Pubblicato il 12 Marzo 2012 17:15 | Ultimo aggiornamento: 12 Marzo 2012 17:28

BARI, 12 MAR – Sono definitivamente fuori dal processo 11.000 intercettazioni fatte nell’ambito dell’indagine sulla presunta associazione per delinquere finalizzata alla corruzione e al falso con a capo i fratelli Gianpaolo e Claudio Tarantini e il politico pugliese Tato Greco, dichiarate inutilizzabili dal tribunale di Bari il 28 marzo 2011. Lo ha stabilito la prima sezione del tribunale (presidente Giovanni Mattencini) rigettando la richiesta del pm Lidia Giorgio di una nuova declaratoria di utilizzabilita’.

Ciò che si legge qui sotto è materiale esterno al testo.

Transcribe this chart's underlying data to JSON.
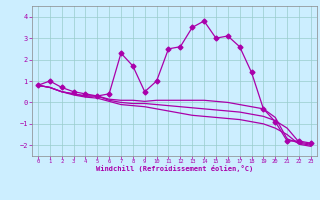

Dalla planimetria del Palagiustizia di via Nazariantz risalente al 2002, chiesta dal presidente Mattencini nella scorsa udienza, e’ emerso che la sala nella quale vennero ascoltate quelle intercettazioni, al piano interrato del palazzo, non era in uso alla Procura, come sostenuto dal pm, ma alla polizia giudiziaria, come sostenuto dalla difesa di Tarantini, che aveva gia’ chiesto ed ottenuto l’inutilizzabilita’ delle intercettazioni. L’esclusione dal processo dei colloqui intercettati ha di fatto quasi azzerato le prove a carico degli imputati, come i presunti coca-party tenuti nella villa di Giovinazzo (Bari) di Gianpaolo Tarantini, tra il luglio 2002 e il febbraio 2003. Del resto anche tutti i collegamenti tra Greco, coordinatore regionale de ‘La Puglia Prima di Tutto’, e Tarantini erano contenuti nelle conversazioni. Restano agli atti i documenti acquisiti nel corso delle indagini, (per esempio i pagamenti dei viaggio che proverebbero il prezzo della corruzione) e alcuni stralci di interrogatorio di Gianpaolo Tarantini risalenti agli ultimi anni. Il processo e’ quello nei confronti di Greco, dei fratelli Tarantini e di ex primari di ortopedia di alcuni ospedali pugliesi, accusati a vario titolo di associazione per delinquere, corruzione e falso. Secondo l’accusa i vertici delle aziende ospedaliere pugliesi sarebbero stati influenzati nell’acquisto dei prodotti sanitari commercializzati dalle societa’ dei due imprenditori. I fatti risalgono al periodo compreso tra il 2001 e il 2004.